Saturday 30 April 2011

Is racial identity important?

Recently in Singapore, there is a big issue when the Minister of Environment, a Malay, remarked that Malay should be taught as a foreign language. On reading the various news and commentaries, I was unsurprised that I didn't really feel strongly about it other than the fact that I think it is unfair to the Malays. Seriously, it didn't affect me personally.

Several weeks before that, I met a Malay Singaporean who was studying in Cambridge and she asked me something to the point of whether I feel Malay? That is the question, isn't it? Do I think myself as Malay and therefore makes it part of my identity? Is then racial identity important?

If you ask me what my race is, I would say I'm Malay (and half Chinese), but that's because it is a fact that my father is a Malay. However, do I identify with Malays? Possibly not. I can probably say that neither my brother nor sister would identify themselves with Malays.

Perhaps that's because of our upbringing. Before going to the University, I had very few Malay friends. We grew up rarely mixing with the Malay kids in our neighbourhood, spending most times with friends from school. Given I went to CHIJ (a Catholic school) and then to Nanyang Junior College (a mainly Chinese dominated school), I grew up with a mixture of Chinese, Indian, Malay and Eurasian kids.
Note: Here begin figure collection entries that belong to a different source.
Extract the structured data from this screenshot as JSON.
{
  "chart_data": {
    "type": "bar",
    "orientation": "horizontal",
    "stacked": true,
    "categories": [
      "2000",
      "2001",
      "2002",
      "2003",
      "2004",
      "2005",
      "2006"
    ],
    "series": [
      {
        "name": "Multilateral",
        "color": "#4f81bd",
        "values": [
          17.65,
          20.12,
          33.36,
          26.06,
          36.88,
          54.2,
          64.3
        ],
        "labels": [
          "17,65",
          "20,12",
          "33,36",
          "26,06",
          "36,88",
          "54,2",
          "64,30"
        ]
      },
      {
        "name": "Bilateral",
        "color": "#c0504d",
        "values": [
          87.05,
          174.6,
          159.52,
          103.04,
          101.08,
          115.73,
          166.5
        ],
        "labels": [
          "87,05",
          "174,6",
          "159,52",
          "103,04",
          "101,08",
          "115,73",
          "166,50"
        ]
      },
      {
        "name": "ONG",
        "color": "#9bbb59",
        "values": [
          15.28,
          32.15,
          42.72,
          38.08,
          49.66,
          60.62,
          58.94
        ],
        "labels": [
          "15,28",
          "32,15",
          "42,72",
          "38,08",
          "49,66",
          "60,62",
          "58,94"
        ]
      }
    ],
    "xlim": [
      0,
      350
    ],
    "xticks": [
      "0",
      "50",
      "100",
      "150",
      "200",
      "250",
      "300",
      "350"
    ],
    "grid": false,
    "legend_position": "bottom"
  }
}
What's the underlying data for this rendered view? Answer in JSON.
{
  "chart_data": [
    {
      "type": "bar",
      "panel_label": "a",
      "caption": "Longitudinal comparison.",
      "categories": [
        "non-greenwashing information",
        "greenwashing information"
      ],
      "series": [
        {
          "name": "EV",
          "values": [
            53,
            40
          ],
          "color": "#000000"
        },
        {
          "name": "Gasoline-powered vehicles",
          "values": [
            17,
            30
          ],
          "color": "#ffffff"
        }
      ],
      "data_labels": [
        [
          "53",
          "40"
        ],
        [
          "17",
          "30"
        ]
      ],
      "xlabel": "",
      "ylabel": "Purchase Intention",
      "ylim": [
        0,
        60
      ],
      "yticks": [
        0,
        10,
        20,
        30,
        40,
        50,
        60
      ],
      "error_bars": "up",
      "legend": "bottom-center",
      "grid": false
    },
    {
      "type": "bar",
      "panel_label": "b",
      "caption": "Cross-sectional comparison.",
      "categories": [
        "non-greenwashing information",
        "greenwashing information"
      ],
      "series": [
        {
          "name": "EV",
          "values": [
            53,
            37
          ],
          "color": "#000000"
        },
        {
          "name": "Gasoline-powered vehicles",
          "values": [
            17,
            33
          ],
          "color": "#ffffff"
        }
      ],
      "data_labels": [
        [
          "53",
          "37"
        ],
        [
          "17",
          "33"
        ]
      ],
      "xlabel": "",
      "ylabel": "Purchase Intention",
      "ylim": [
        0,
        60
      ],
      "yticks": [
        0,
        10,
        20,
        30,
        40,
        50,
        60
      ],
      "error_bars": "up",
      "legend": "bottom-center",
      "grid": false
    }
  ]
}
At home, we spoke mainly English amongst the siblings and with our father. This was instituted by our father to improve our English. Culturally, my father did not and still does not practise much of the Malay traditions. We grew up mainly with Muslim values without the cultural baggage. For example, my parents did not do "kenduri doa selamat" which in the Malay tradition is a gathering where you invite people to pray for the dead and then feed them. But even then, I lost faith in the Muslim community as I saw them to be very inward looking, caring more for the form than the substance.

After going to the University, I rediscovered Islam. The friendships that I formed within the Muslim Society in university are mostly with Malays but the friendships were based on being Muslim brothers and sisters and not so much based on being Malay. However, as I grew up and started working and went on to explore the world, there are three great old friends who remained and none of them are Malays. I'm not sure whether they see me as my race but I seriously don't see them in a racial light.

As I look back now, I realise that race is not an issue for me. My family and friends are made up of a mix of different races and I feel belong to them. What I feel is I'm a Singaporean and I'm a Muslim. A Malay, a Chinese, an Indian, or any other race, or bi-racial, it does not matter as to who you are deep inside. What matters is the values you hold; that you should get to know people for who they are, not for what they are.

I think to reach a racial harmony in Singapore, the racial barrier and constant harping on racial identity need to be cast aside. We need to be racially blind if ever we want to reach true meritocracy. I think a race is an accident of birth...God's way to make things more colourful for us but nothing to impede our understanding of each other. This is especially true as we have more mix marriages. Like that of my brother's marriage. If he has children, they will be a quarter Chinese, a quarter Malay, and half Burmese. My sister's children are almost half Chinese, a quarter Malay and a quarter Indian (probably some Arabic blood as well). Are they expected to think of themselves in terms of a single race? Is it fair for them?

Therefore, no, I don't think a racial identity is important.